【電験・技術士】塩害とその対策について
塩害について
屋外に設置されるがいしや変圧器のブッシング等の表面に、風により塩分が付着する。この塩分が水分を含むことで、がいし表面漏れ抵抗が低下し、部放電が発生する。この部分放電が進展してフラッシオーバに至る。
対策
①洗浄装置の設置
定期的もしくは汚損度を観測しながら、がいしを洗い流すことでがいしに付着した塩分を取り除く。電線路を停止させないで洗浄する方法を活線洗浄といい、洗浄ノズルの形状により、ジェット洗浄、固定スプレー洗浄などがある。ジェット洗浄は、ノズルを人力で操作し洗浄する方法で、設備費は安いのがメリットであるが、洗浄者の技量が必要であること、台風中の洗浄が困難であるというデメリットがある。

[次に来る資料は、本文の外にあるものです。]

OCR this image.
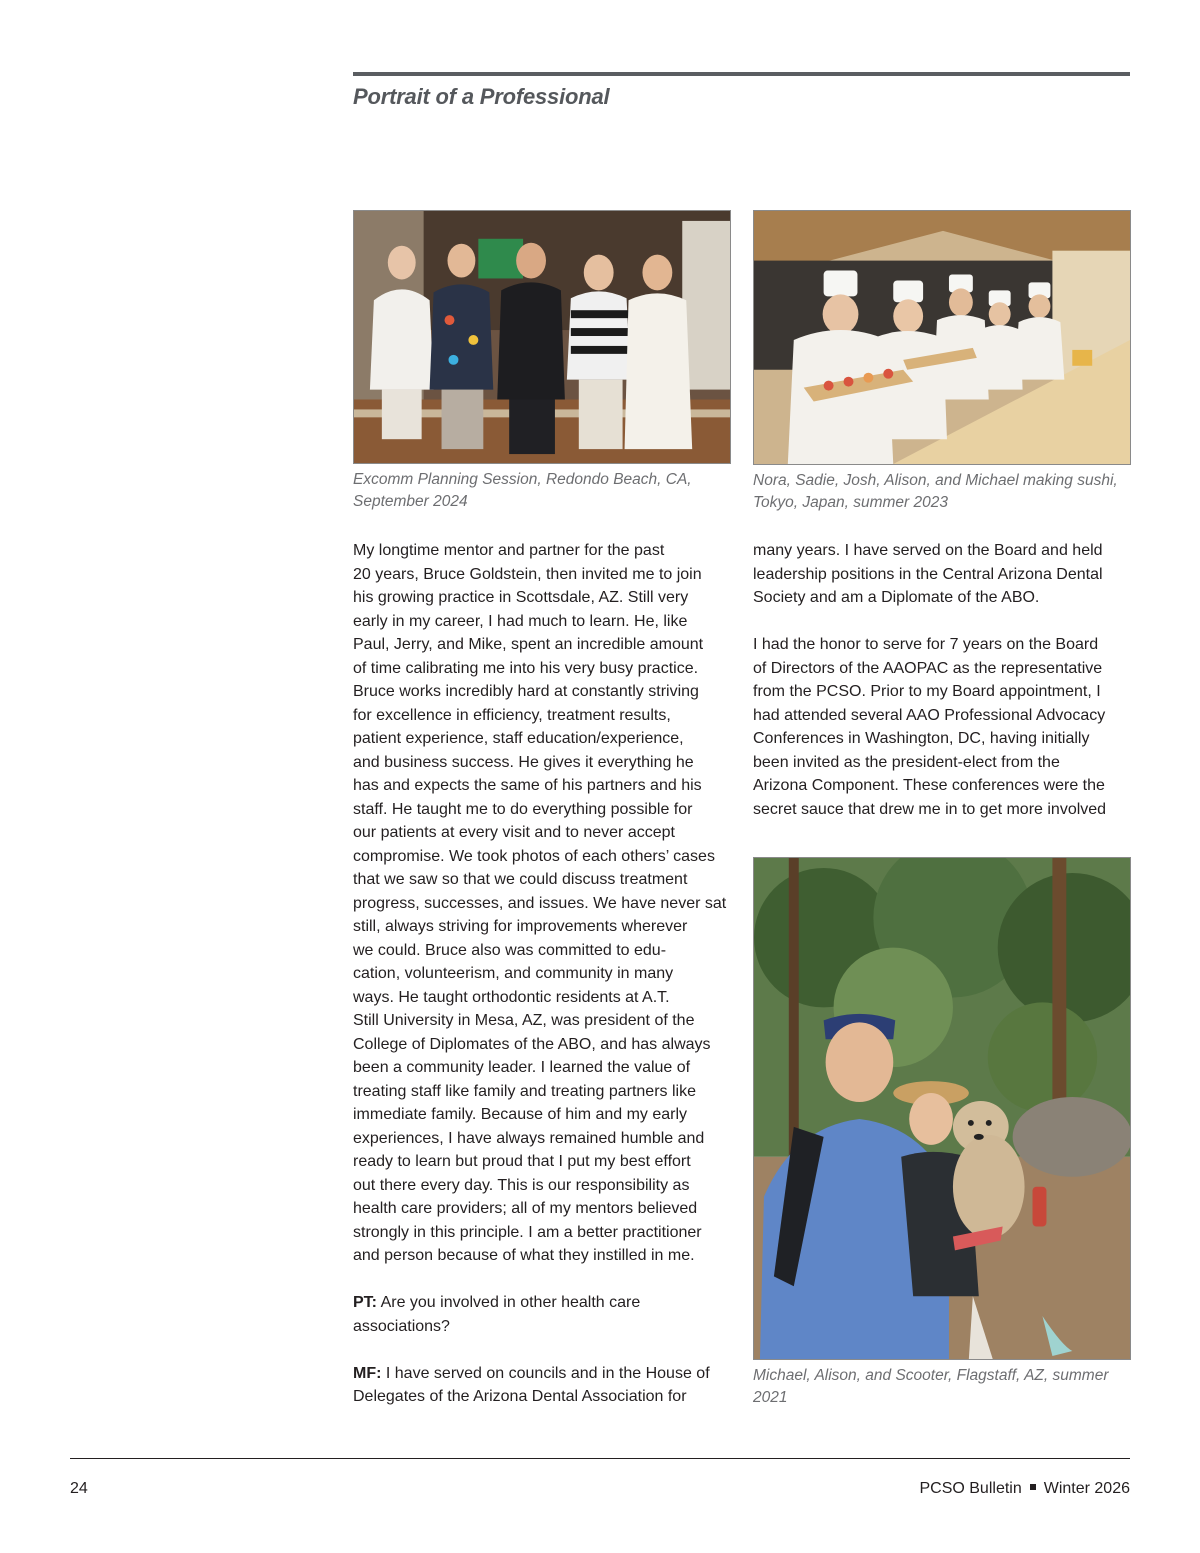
Portrait of a Professional

Excomm Planning Session, Redondo Beach, CA, September 2024

Nora, Sadie, Josh, Alison, and Michael making sushi, Tokyo, Japan, summer 2023

Michael, Alison, and Scooter, Flagstaff, AZ, summer 2021

My longtime mentor and partner for the past
20 years, Bruce Goldstein, then invited me to join
his growing practice in Scottsdale, AZ. Still very
early in my career, I had much to learn. He, like
Paul, Jerry, and Mike, spent an incredible amount
of time calibrating me into his very busy practice.
Bruce works incredibly hard at constantly striving
for excellence in efficiency, treatment results,
patient experience, staff education/experience,
and business success. He gives it everything he
has and expects the same of his partners and his
staff. He taught me to do everything possible for
our patients at every visit and to never accept
compromise. We took photos of each others’ cases
that we saw so that we could discuss treatment
progress, successes, and issues. We have never sat
still, always striving for improvements wherever
we could. Bruce also was committed to edu-
cation, volunteerism, and community in many
ways. He taught orthodontic residents at A.T.
Still University in Mesa, AZ, was president of the
College of Diplomates of the ABO, and has always
been a community leader. I learned the value of
treating staff like family and treating partners like
immediate family. Because of him and my early
experiences, I have always remained humble and
ready to learn but proud that I put my best effort
out there every day. This is our responsibility as
health care providers; all of my mentors believed
strongly in this principle. I am a better practitioner
and person because of what they instilled in me.

PT: Are you involved in other health care
associations?

MF: I have served on councils and in the House of
Delegates of the Arizona Dental Association for

many years. I have served on the Board and held
leadership positions in the Central Arizona Dental
Society and am a Diplomate of the ABO.

I had the honor to serve for 7 years on the Board
of Directors of the AAOPAC as the representative
from the PCSO. Prior to my Board appointment, I
had attended several AAO Professional Advocacy
Conferences in Washington, DC, having initially
been invited as the president-elect from the
Arizona Component. These conferences were the
secret sauce that drew me in to get more involved

24	PCSO Bulletin Winter 2026
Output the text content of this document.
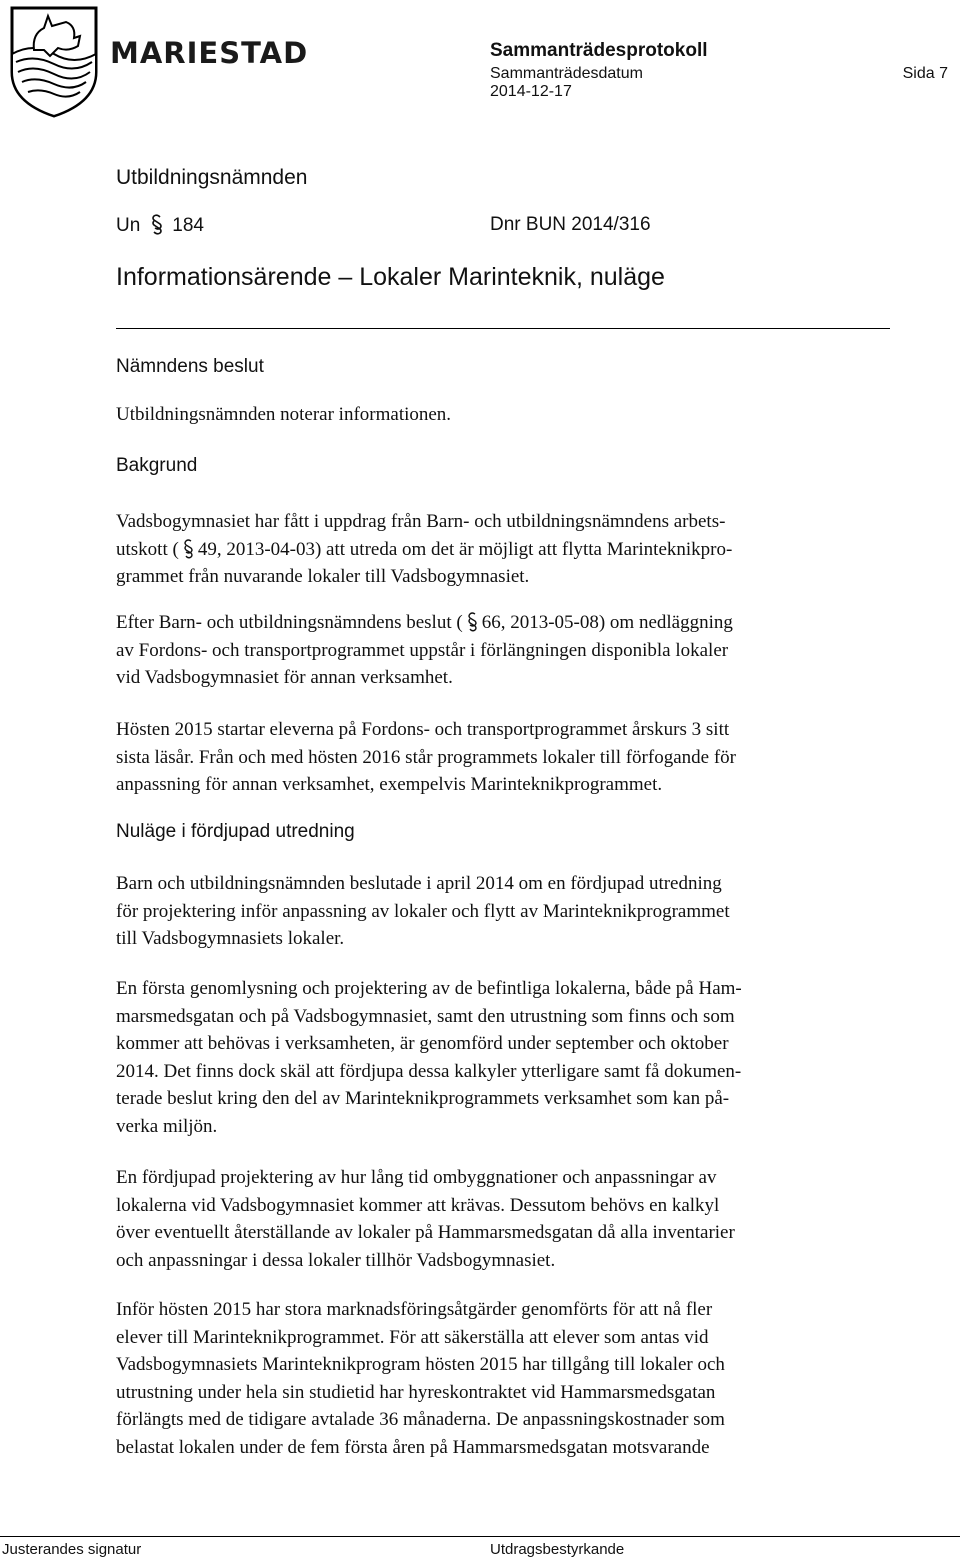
MARIESTAD	Sammanträdesprotokoll
Sammanträdesdatum
2014-12-17
Sida 7
Utbildningsnämnden
Un 184	Dnr BUN 2014/316
Informationsärende – Lokaler Marinteknik, nuläge
Nämndens beslut
Utbildningsnämnden noterar informationen.
Bakgrund
Vadsbogymnasiet har fått i uppdrag från Barn- och utbildningsnämndens arbets-
utskott ( 49, 2013-04-03) att utreda om det är möjligt att flytta Marinteknikpro-
grammet från nuvarande lokaler till Vadsbogymnasiet.
Efter Barn- och utbildningsnämndens beslut ( 66, 2013-05-08) om nedläggning
av Fordons- och transportprogrammet uppstår i förlängningen disponibla lokaler
vid Vadsbogymnasiet för annan verksamhet.
Hösten 2015 startar eleverna på Fordons- och transportprogrammet årskurs 3 sitt
sista läsår. Från och med hösten 2016 står programmets lokaler till förfogande för
anpassning för annan verksamhet, exempelvis Marinteknikprogrammet.
Nuläge i fördjupad utredning
Barn och utbildningsnämnden beslutade i april 2014 om en fördjupad utredning
för projektering inför anpassning av lokaler och flytt av Marinteknikprogrammet
till Vadsbogymnasiets lokaler.
En första genomlysning och projektering av de befintliga lokalerna, både på Ham-
marsmedsgatan och på Vadsbogymnasiet, samt den utrustning som finns och som
kommer att behövas i verksamheten, är genomförd under september och oktober
2014. Det finns dock skäl att fördjupa dessa kalkyler ytterligare samt få dokumen-
terade beslut kring den del av Marinteknikprogrammets verksamhet som kan på-
verka miljön.
En fördjupad projektering av hur lång tid ombyggnationer och anpassningar av
lokalerna vid Vadsbogymnasiet kommer att krävas. Dessutom behövs en kalkyl
över eventuellt återställande av lokaler på Hammarsmedsgatan då alla inventarier
och anpassningar i dessa lokaler tillhör Vadsbogymnasiet.
Inför hösten 2015 har stora marknadsföringsåtgärder genomförts för att nå fler
elever till Marinteknikprogrammet. För att säkerställa att elever som antas vid
Vadsbogymnasiets Marinteknikprogram hösten 2015 har tillgång till lokaler och
utrustning under hela sin studietid har hyreskontraktet vid Hammarsmedsgatan
förlängts med de tidigare avtalade 36 månaderna. De anpassningskostnader som
belastat lokalen under de fem första åren på Hammarsmedsgatan motsvarande
Justerandes signatur	Utdragsbestyrkande
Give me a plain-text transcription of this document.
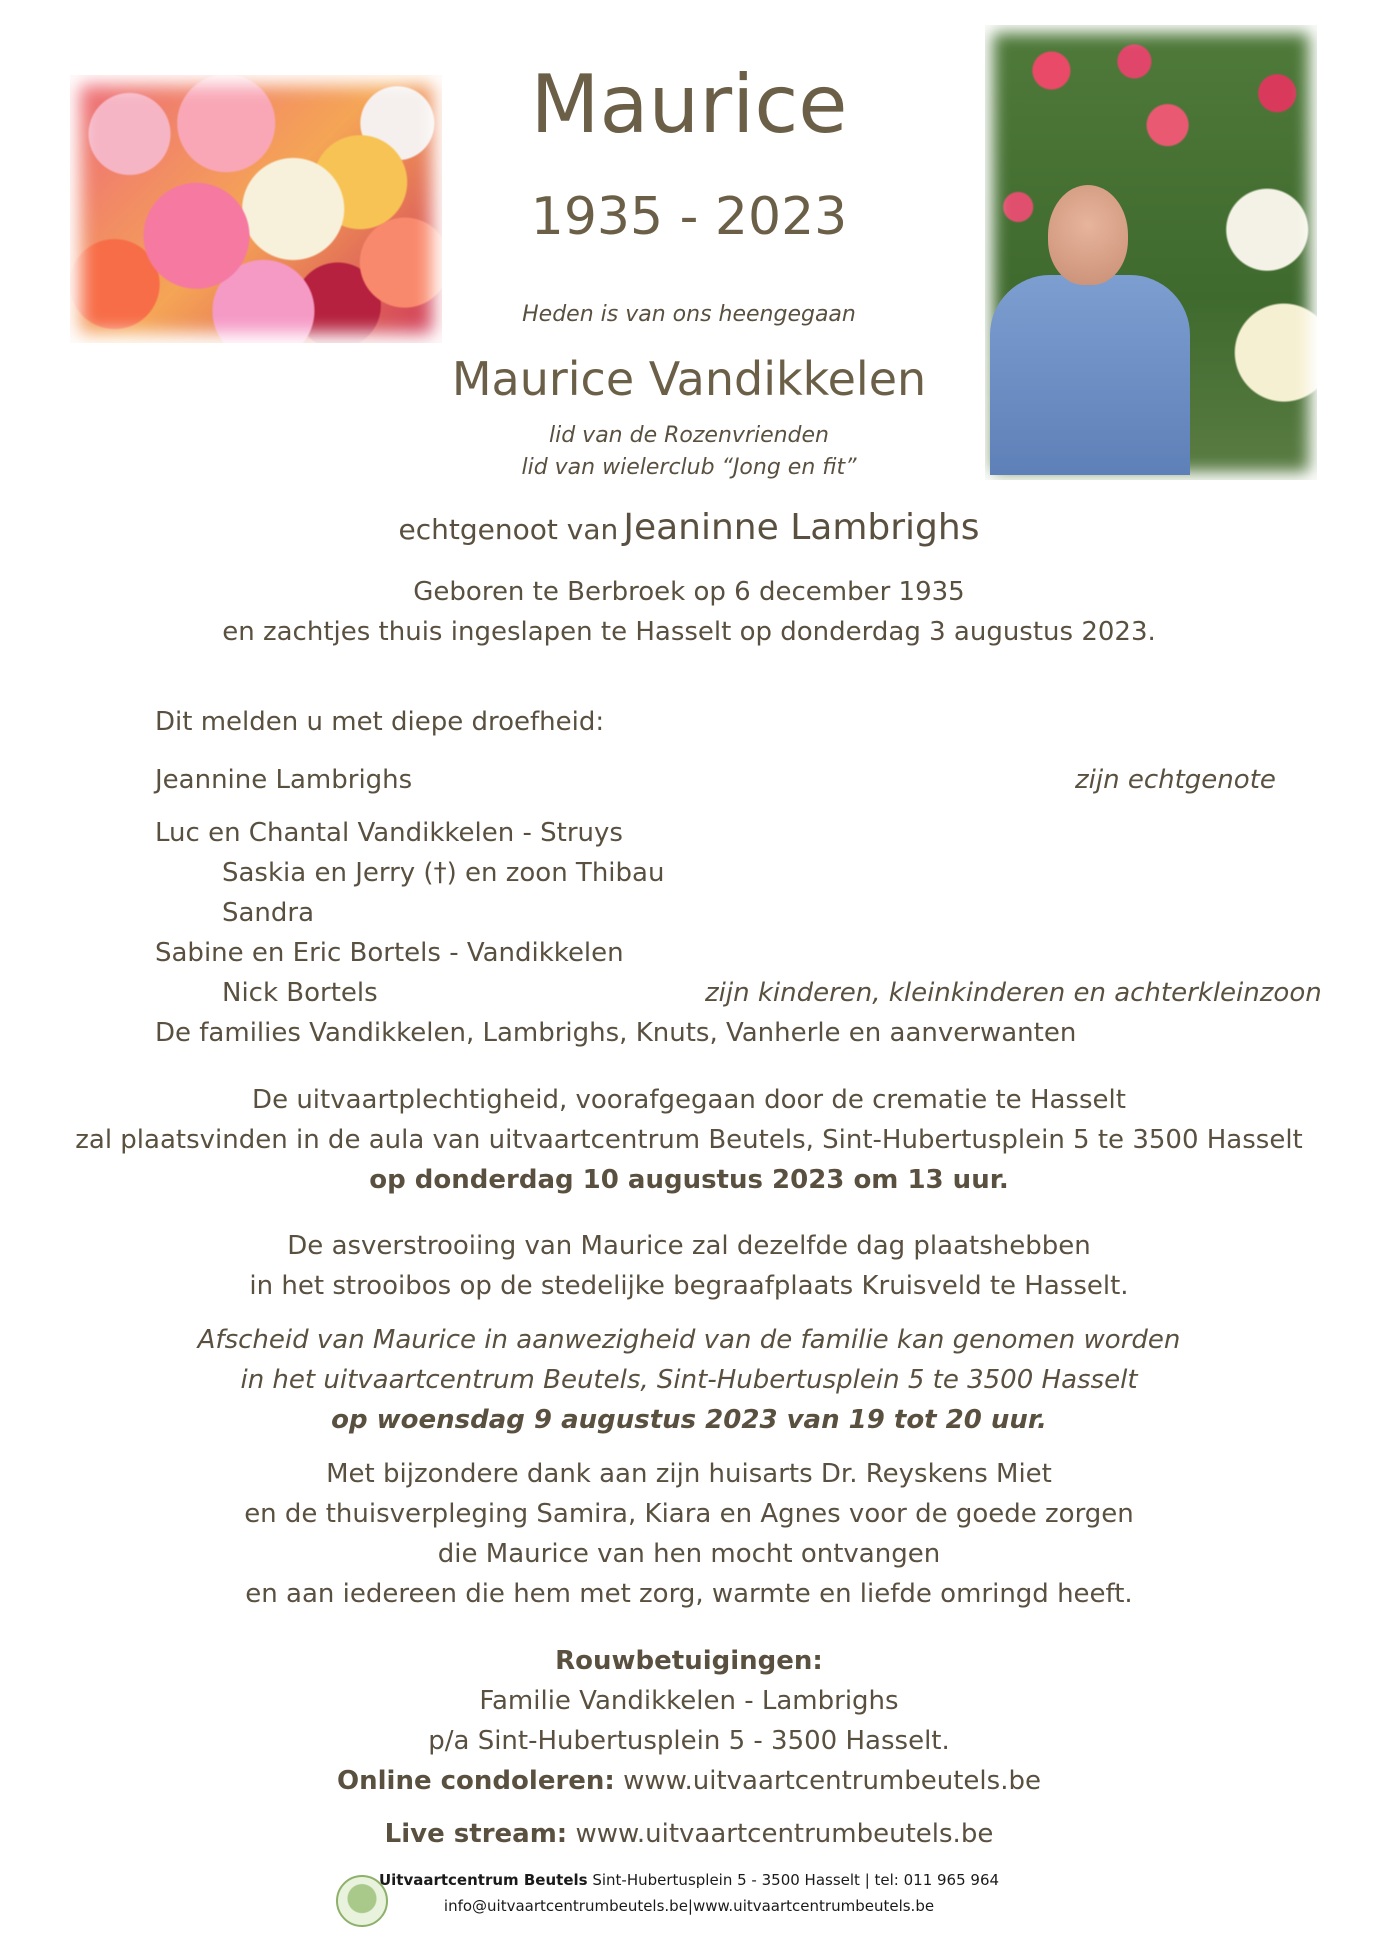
Maurice
1935 - 2023
Heden is van ons heengegaan
Maurice Vandikkelen
lid van de Rozenvrienden
lid van wielerclub “Jong en fit”
echtgenoot van Jeaninne Lambrighs
Geboren te Berbroek op 6 december 1935
en zachtjes thuis ingeslapen te Hasselt op donderdag 3 augustus 2023.
Dit melden u met diepe droefheid:
Jeannine Lambrighs	zijn echtgenote
Luc en Chantal Vandikkelen - Struys
Saskia en Jerry (†) en zoon Thibau
Sandra
Sabine en Eric Bortels - Vandikkelen
Nick Bortels	zijn kinderen, kleinkinderen en achterkleinzoon
De families Vandikkelen, Lambrighs, Knuts, Vanherle en aanverwanten
De uitvaartplechtigheid, voorafgegaan door de crematie te Hasselt
zal plaatsvinden in de aula van uitvaartcentrum Beutels, Sint-Hubertusplein 5 te 3500 Hasselt
op donderdag 10 augustus 2023 om 13 uur.
De asverstrooiing van Maurice zal dezelfde dag plaatshebben
in het strooibos op de stedelijke begraafplaats Kruisveld te Hasselt.
Afscheid van Maurice in aanwezigheid van de familie kan genomen worden
in het uitvaartcentrum Beutels, Sint-Hubertusplein 5 te 3500 Hasselt
op woensdag 9 augustus 2023 van 19 tot 20 uur.
Met bijzondere dank aan zijn huisarts Dr. Reyskens Miet
en de thuisverpleging Samira, Kiara en Agnes voor de goede zorgen
die Maurice van hen mocht ontvangen
en aan iedereen die hem met zorg, warmte en liefde omringd heeft.
Rouwbetuigingen:
Familie Vandikkelen - Lambrighs
p/a Sint-Hubertusplein 5 - 3500 Hasselt.
Online condoleren: www.uitvaartcentrumbeutels.be
Live stream: www.uitvaartcentrumbeutels.be
Uitvaartcentrum Beutels Sint-Hubertusplein 5 - 3500 Hasselt | tel: 011 965 964
info@uitvaartcentrumbeutels.be|www.uitvaartcentrumbeutels.be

固定スプレー洗浄は、発変電所のがいしの周りに配管し、その先にノズルを取り付けて、バルブを自動的に開閉してがいしを洗浄する方法である。設備費がかかるものの、ジェットに比較し小水量で平等に注水でき性能が安定している。
②がいしの絶縁強化
がいしの絶縁を強化し、汚損状態でのフラッシオーバを防止する。
がいしの形状が変わらなければ、汚損時のフラッシオーバ電圧はがいしの表面漏れ距離にほぼ比例して上昇する。したがって、がいしの連結個数を増やしたり、表面漏れ距離を長くした耐塩がいしを使用することでフラッシオーバを防止する。
③撥水性物質の塗布
撥水性の高いシリコンパウンドをがいしの表面に塗布することで、塩分等の付着を防止する。
シリコンパウンドを塗布したがいしに汚損物が付着すると、シリコンオイルがしみ出して汚損物を包み、がいし表面は撥水性が保たれるので高い表面抵抗が保たれる。この効果によりフラッシオーバ電圧の低下を防ぐ。シリコンパウンドは劣化するため、定期的な再塗布が必要となる。
④設備の密閉化
そもそもがいしに塩分が付着しないように密閉化する。がいし類が塩分を含んだ風を受けないように屋内変電所にしたり、ガス絶縁開閉装置(GIS)を採用する方法があるが、送電線等もありすべての設備を密閉化することは困難である。